Sebagai seorang indigo yang bekerja sebagai guru honorer di pedalaman Kalimantan, aku tidak pernah membayangkan bahwa pengalamanku di sana akan sangat berbeda dari apa yang aku kira. Sekolah yang aku tempati mengajar terletak jauh dari pusat kota, dikelilingi oleh hutan lebat dan sungai-sungai besar. Meski suasana alamnya begitu asri, ada sesuatu yang tak kasatmata yang sering aku rasakan sejak hari pertama tiba.
Desas-desus tentang orang bunian sudah sering kudengar dari warga setempat. Mereka adalah makhluk halus yang tinggal di alam gaib, hidup bersebelahan dengan manusia, tetapi tak bisa dilihat oleh mata biasa. Orang-orang kampung sering menceritakan tentang kehilangan barang secara misterius, atau bahkan pertemuan mereka dengan orang-orang asing yang tiba-tiba menghilang di tengah hutan. Aku menganggap itu hanya cerita rakyat, hingga suatu malam aku merasakan sendiri kehadiran mereka.
Pada malam itu, setelah selesai mengajar dan beristirahat di pondok kecil yang disediakan oleh sekolah, aku terbangun karena suara gemericik air dan bisikan samar di luar jendela. Awalnya aku mengira itu hanya suara sungai yang tak jauh dari pondokku. Namun, bisikan itu semakin jelas, seperti ada banyak orang yang sedang berbicara. Rasa penasaran memaksaku bangun dari tempat tidur dan mengintip melalui jendela yang menghadap ke hutan.
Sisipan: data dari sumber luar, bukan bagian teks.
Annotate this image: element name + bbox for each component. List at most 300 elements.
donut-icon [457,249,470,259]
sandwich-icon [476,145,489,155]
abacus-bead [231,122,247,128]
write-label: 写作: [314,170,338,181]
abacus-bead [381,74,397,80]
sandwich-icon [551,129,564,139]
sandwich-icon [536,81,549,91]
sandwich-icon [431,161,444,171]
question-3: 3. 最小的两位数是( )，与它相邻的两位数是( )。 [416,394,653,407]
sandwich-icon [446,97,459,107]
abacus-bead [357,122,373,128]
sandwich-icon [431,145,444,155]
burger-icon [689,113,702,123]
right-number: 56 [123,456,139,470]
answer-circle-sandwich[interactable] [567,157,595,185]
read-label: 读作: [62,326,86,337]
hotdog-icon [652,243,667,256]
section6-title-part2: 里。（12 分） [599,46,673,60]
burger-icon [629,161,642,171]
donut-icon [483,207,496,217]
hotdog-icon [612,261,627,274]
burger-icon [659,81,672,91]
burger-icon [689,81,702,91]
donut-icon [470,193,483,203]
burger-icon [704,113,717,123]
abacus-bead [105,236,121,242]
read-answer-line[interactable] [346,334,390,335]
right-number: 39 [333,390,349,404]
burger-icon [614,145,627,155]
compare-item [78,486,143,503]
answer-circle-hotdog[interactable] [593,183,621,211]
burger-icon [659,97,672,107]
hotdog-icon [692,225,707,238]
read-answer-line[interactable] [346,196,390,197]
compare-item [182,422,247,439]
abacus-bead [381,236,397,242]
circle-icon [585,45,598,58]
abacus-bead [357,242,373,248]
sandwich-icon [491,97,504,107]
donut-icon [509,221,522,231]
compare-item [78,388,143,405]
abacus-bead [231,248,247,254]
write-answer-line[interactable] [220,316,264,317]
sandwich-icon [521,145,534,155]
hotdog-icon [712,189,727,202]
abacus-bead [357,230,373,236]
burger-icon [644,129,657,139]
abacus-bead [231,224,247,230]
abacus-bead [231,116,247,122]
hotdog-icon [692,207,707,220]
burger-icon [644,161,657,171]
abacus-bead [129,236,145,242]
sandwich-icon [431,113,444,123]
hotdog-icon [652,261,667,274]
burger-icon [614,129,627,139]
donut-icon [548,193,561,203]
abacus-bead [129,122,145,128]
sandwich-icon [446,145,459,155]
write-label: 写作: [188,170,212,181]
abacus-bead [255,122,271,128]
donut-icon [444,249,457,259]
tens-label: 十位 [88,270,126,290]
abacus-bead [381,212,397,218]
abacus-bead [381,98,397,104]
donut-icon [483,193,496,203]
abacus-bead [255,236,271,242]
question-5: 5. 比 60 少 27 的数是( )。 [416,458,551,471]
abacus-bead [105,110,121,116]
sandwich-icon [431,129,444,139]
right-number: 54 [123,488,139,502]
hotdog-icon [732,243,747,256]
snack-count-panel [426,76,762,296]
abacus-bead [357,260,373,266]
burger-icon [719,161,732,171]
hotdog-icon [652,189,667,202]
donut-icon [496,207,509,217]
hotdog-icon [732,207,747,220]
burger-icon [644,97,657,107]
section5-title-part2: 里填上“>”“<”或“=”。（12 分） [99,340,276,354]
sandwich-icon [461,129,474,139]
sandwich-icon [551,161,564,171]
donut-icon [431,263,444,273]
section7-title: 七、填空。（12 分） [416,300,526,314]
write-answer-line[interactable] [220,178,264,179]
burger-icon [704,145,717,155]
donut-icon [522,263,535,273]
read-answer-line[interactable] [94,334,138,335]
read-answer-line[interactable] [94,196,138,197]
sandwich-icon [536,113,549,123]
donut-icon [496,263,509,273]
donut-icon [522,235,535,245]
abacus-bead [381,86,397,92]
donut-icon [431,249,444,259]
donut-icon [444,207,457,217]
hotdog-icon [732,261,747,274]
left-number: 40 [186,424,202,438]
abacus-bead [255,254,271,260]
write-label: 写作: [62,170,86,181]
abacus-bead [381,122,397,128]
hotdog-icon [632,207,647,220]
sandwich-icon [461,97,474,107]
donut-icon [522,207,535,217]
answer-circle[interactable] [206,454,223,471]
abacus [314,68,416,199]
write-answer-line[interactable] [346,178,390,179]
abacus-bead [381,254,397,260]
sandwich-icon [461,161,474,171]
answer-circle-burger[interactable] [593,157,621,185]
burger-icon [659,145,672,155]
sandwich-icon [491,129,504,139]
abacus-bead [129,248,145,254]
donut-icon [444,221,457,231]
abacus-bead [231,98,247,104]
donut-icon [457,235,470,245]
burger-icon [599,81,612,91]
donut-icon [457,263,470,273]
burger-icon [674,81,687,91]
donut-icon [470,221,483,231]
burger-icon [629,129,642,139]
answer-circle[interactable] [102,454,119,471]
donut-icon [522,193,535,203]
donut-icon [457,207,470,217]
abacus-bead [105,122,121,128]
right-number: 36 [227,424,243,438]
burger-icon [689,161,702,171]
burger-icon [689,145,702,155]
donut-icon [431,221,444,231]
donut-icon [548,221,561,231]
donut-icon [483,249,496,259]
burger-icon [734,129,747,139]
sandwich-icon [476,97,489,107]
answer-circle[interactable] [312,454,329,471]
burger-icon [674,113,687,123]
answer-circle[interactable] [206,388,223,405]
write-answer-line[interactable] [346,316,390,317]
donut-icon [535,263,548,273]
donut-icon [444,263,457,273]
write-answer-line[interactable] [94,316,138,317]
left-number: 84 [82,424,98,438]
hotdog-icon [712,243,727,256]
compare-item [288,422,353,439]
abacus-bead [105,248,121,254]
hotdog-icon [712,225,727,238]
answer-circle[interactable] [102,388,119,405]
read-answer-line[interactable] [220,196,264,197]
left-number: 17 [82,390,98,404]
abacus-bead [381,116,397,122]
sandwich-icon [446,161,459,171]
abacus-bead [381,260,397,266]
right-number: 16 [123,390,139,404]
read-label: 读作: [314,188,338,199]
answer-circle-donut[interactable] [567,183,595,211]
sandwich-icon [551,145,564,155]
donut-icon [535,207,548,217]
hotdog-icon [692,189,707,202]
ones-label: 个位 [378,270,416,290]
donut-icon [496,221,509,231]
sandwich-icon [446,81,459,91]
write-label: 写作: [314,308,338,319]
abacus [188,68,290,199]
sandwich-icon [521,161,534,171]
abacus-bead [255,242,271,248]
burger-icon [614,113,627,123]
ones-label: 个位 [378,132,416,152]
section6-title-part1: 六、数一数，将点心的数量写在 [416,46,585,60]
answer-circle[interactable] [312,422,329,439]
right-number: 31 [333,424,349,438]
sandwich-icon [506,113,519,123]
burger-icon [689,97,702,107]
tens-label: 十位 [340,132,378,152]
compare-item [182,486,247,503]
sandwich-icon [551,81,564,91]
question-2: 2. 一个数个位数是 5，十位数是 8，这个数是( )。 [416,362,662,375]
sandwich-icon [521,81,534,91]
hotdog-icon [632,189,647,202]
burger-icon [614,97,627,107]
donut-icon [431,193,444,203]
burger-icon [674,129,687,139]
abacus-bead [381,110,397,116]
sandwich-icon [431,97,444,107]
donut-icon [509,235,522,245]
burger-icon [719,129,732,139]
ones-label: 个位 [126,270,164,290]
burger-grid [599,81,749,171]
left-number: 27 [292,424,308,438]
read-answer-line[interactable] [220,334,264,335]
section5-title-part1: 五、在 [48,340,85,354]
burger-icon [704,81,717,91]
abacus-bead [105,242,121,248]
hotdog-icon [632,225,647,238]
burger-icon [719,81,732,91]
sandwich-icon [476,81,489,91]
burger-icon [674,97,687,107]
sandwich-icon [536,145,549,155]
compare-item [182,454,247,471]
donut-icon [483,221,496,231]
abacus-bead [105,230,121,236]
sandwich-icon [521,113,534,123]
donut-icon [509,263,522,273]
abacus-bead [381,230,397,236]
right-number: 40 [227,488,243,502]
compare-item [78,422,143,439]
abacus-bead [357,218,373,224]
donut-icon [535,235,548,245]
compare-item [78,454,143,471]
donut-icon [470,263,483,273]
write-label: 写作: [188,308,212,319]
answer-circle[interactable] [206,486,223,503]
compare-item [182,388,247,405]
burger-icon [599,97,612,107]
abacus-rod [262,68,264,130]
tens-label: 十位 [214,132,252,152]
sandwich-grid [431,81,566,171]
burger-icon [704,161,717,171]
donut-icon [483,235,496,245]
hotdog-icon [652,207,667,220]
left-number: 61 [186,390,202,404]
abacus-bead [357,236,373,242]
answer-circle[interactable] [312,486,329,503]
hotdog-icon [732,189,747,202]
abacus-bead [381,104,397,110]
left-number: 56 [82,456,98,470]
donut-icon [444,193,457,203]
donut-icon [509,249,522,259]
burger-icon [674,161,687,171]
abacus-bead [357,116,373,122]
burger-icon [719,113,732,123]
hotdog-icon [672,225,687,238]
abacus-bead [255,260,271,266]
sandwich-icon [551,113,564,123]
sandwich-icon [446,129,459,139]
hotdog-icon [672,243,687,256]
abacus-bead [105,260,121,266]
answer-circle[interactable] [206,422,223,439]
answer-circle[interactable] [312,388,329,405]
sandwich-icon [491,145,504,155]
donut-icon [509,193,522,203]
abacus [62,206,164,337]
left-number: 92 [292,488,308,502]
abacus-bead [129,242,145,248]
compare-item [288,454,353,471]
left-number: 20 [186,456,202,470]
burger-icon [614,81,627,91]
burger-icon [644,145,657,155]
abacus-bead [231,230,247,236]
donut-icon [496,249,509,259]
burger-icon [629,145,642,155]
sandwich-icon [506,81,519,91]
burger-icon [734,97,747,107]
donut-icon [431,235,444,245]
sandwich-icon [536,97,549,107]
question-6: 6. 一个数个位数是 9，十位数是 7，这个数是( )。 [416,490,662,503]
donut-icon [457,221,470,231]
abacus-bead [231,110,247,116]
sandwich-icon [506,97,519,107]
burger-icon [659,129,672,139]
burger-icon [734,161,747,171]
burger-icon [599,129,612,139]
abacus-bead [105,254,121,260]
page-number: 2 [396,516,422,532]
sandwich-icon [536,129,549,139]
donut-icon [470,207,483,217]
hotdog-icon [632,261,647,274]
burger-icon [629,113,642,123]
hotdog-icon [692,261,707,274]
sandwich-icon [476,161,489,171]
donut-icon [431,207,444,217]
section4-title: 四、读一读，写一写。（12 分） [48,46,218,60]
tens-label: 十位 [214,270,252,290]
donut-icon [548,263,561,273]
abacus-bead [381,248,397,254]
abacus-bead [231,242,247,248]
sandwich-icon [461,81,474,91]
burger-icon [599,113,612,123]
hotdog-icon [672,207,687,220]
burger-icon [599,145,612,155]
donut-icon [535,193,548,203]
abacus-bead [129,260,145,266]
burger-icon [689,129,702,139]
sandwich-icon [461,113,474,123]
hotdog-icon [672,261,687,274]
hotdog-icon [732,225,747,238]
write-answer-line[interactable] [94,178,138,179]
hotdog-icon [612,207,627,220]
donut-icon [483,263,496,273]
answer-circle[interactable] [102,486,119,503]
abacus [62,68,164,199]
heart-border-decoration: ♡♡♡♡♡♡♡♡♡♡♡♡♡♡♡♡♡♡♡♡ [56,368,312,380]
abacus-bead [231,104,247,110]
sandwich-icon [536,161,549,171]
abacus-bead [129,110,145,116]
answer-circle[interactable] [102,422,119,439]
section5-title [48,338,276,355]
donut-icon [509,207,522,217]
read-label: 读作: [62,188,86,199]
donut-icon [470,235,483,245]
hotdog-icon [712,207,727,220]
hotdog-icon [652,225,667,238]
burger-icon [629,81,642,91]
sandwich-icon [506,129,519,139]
Di sana, di tengah kabut tipis yang melayang-layang, kulihat sosok-sosok berwujud manusia berjalan dengan anggun. Mereka tampak seperti manusia biasa, namun ada sesuatu yang aneh. Wajah mereka begitu tenang dan halus, hampir tanpa ekspresi, dan mereka memakai pakaian tradisional yang tak pernah kulihat sebelumnya. Mereka berjalan tanpa suara, seolah-olah melayang di atas tanah.
Tiba-tiba, salah satu dari mereka menoleh padaku. Meskipun jendela pondok masih tertutup, aku bisa merasakan tatapan mereka, dingin dan menusuk. Jantungku berdegup kencang, dan saat itu aku menyadari bahwa mereka bukan manusia. Mereka adalah orang bunian.
Keesokan harinya, aku bertanya kepada kepala sekolah tentang pengalaman itu. Dia hanya tersenyum dan berkata bahwa orang bunian memang sering melintas di sekitar hutan, terutama di malam hari. Dia memperingatkanku untuk tidak berinteraksi atau mengikuti mereka, karena konon katanya, siapa pun yang mencoba berkomunikasi dengan mereka akan tersesat dan tidak akan bisa kembali.
Sejak saat itu, aku sering merasakan kehadiran mereka di sekitarku. Terkadang mereka hanya sekedar lewat, namun ada kalanya aku merasa mereka memperhatikan setiap gerak-gerikku. Pengalaman ini membuatku semakin berhati-hati, tetapi juga lebih menghargai keberadaan dunia lain yang tak terlihat oleh banyak orang.
Mengajar di pedalaman Kalimantan bukan hanya soal mendidik anak-anak di sana, tapi juga soal menjaga keseimbangan antara dunia yang nyata dan yang tak kasatmata.